By using SubsurfaceAI, geoscientists can effectively predict missing well logs without needing to write any Python code, streamlining the integration of ML into traditional G&G workflows.
Predicting Missing Well Logs
Author: subsurfaceAI
Predicting Missing Well Logs with Machine Learning Without Python Script
Well logs are critical for understanding reservoirs and optimizing exploration and production planning. Unfortunately, many wells lack a full set of log curves necessary for quantitative analysis. For example, shear wave sonic logs are often unavailable, and wells drilled 30 years ago might not have conventional sonic logs needed for generating synthetic seismic data for well ties. However, some common logs, like gamma ray and neutron porosity logs, are usually available.
Since well logs reflect the near-wellbore properties of sedimentary rocks, it is reasonable to expect relationships among these logs, even if those relationships are complex and nonlinear. Machine learning (ML) algorithms, such as neural networks and gradient boosting, can model these complex relationships to reconstruct missing well logs. Once trained and validated, these models can be applied to hundreds or thousands of wells in the same basin with a few clicks.
Utilizing ML Without Python Coding
Traditionally, ML work requires Python coding skills. However, SubsurfaceAI allows geoscientists to leverage advanced ML workflows without writing any code. SubsurfaceAI provides user-friendly tools for geoscience and geophysical (G&G) workflows. This blog outlines an ML workflow for predicting missing well logs using available log curves.
Example Project
In the example project, we have multiple wells in a study area where only one well has a shear sonic log, some have compression wave sonic logs, and all have neutron and gamma ray logs. The goal is to predict shear and compression sonic logs for all wells. The same workflow can also predict other properties like porosity and permeability.

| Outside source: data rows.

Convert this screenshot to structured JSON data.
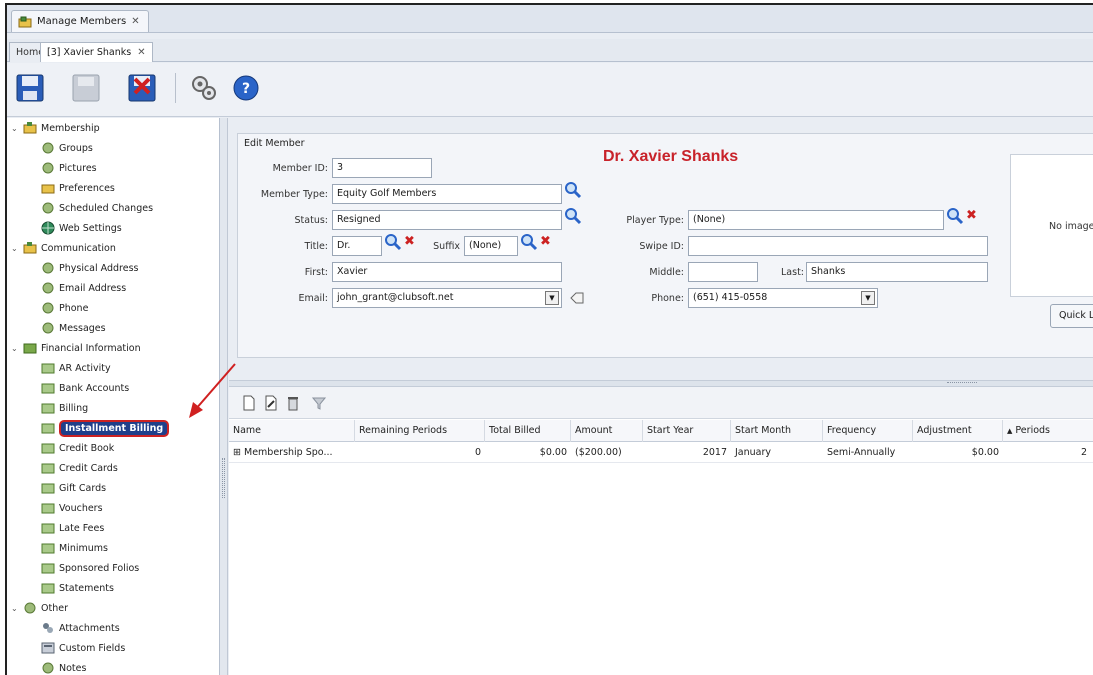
{
  "window": {
    "doc_tab": "Manage Members",
    "tabs": [
      {
        "label": "Home"
      },
      {
        "label": "[3] Xavier Shanks"
      }
    ]
  },
  "nav": {
    "groups": [
      {
        "label": "Membership",
        "items": [
          "Groups",
          "Pictures",
          "Preferences",
          "Scheduled Changes",
          "Web Settings"
        ]
      },
      {
        "label": "Communication",
        "items": [
          "Physical Address",
          "Email Address",
          "Phone",
          "Messages"
        ]
      },
      {
        "label": "Financial Information",
        "items": [
          "AR Activity",
          "Bank Accounts",
          "Billing",
          "Installment Billing",
          "Credit Book",
          "Credit Cards",
          "Gift Cards",
          "Vouchers",
          "Late Fees",
          "Minimums",
          "Sponsored Folios",
          "Statements"
        ]
      },
      {
        "label": "Other",
        "items": [
          "Attachments",
          "Custom Fields",
          "Notes"
        ]
      }
    ],
    "selected": "Installment Billing"
  },
  "edit_member": {
    "title": "Edit Member",
    "member_name": "Dr. Xavier Shanks",
    "labels": {
      "member_id": "Member ID:",
      "member_type": "Member Type:",
      "status": "Status:",
      "title": "Title:",
      "suffix": "Suffix",
      "first": "First:",
      "email": "Email:",
      "player_type": "Player Type:",
      "swipe_id": "Swipe ID:",
      "middle": "Middle:",
      "last": "Last:",
      "phone": "Phone:"
    },
    "values": {
      "member_id": "3",
      "member_type": "Equity Golf Members",
      "status": "Resigned",
      "title": "Dr.",
      "suffix": "(None)",
      "first": "Xavier",
      "email": "john_grant@clubsoft.net",
      "player_type": "(None)",
      "swipe_id": "",
      "middle": "",
      "last": "Shanks",
      "phone": "(651) 415-0558"
    },
    "no_image": "No image",
    "quick_button": "Quick La"
  },
  "grid": {
    "columns": [
      "Name",
      "Remaining Periods",
      "Total Billed",
      "Amount",
      "Start Year",
      "Start Month",
      "Frequency",
      "Adjustment",
      "Periods"
    ],
    "sort_indicator": "▲",
    "rows": [
      {
        "name": "Membership Spo...",
        "remaining_periods": "0",
        "total_billed": "$0.00",
        "amount": "($200.00)",
        "start_year": "2017",
        "start_month": "January",
        "frequency": "Semi-Annually",
        "adjustment": "$0.00",
        "periods": "2"
      }
    ],
    "expander": "⊞"
  },
  "colors": {
    "accent_red": "#c8222a",
    "selected_bg": "#1f3f8a",
    "icon_blue": "#2a64c8",
    "icon_green": "#7aa84a"
  }
}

ML Workflow for Predicting Missing Logs
Step 1: Well Log Normalization and Data Conditioning
Data conditioning is crucial for any quantitative analysis, especially predictive workflows. SubsurfaceAI software provides tools to remove noise and spikes, normalize logs, resample data, and perform calculations across wells (Figure 1).
Step 2: Building ML Models
Select wells for training and exclude a few for blind testing. In this study, we use the well PCP 5-2-23-23 in the Blackfoot area of Western Canadian basin for training. Gamma ray, neutron porosity, and sonic logs are used to train three ML models: a feedforward neural network, XGBoost, and Random Forest (Figure 2). Predictions from these models are shown in Figure 3. The training uses 80% of the data, with 10% for validation and 10% for testing. The Random Forest model had the best correlation with the actual sonic log used in training (0.926).
Step 3: ML Model Cross-Validation and Performance Analysis
ML models must be validated with data not included in the training set. We used the well Harvest 8-8-23-23 for blind testing. Figure 4 shows the correlation between actual and predicted sonic logs using the three ML models. The correlation in the blind testing well is not as high as in the training well, emphasizing the need for model validation.
Step 4: Applying ML Models to More Wells
After validation, the trained model can be applied to many other wells. For wells drilled decades ago without sonic logs but with gamma and neutron porosity logs, the trained model can predict the missing sonic logs. These predictions can be used to generate synthetic seismograms for better well ties or quantitative seismic interpretation.
Explainability in ML Models
ML models are often seen as “black boxes.” However, tools like Shapley plots, Partial Dependence (PD) plots, and Individual Conditional Expectation (ICE) plots help make ML models more explainable. SubsurfaceAI provides a “Performance Window” to analyze ML models using these tools, helping users understand the relative importance of each input and well to the ML results (Figure 5).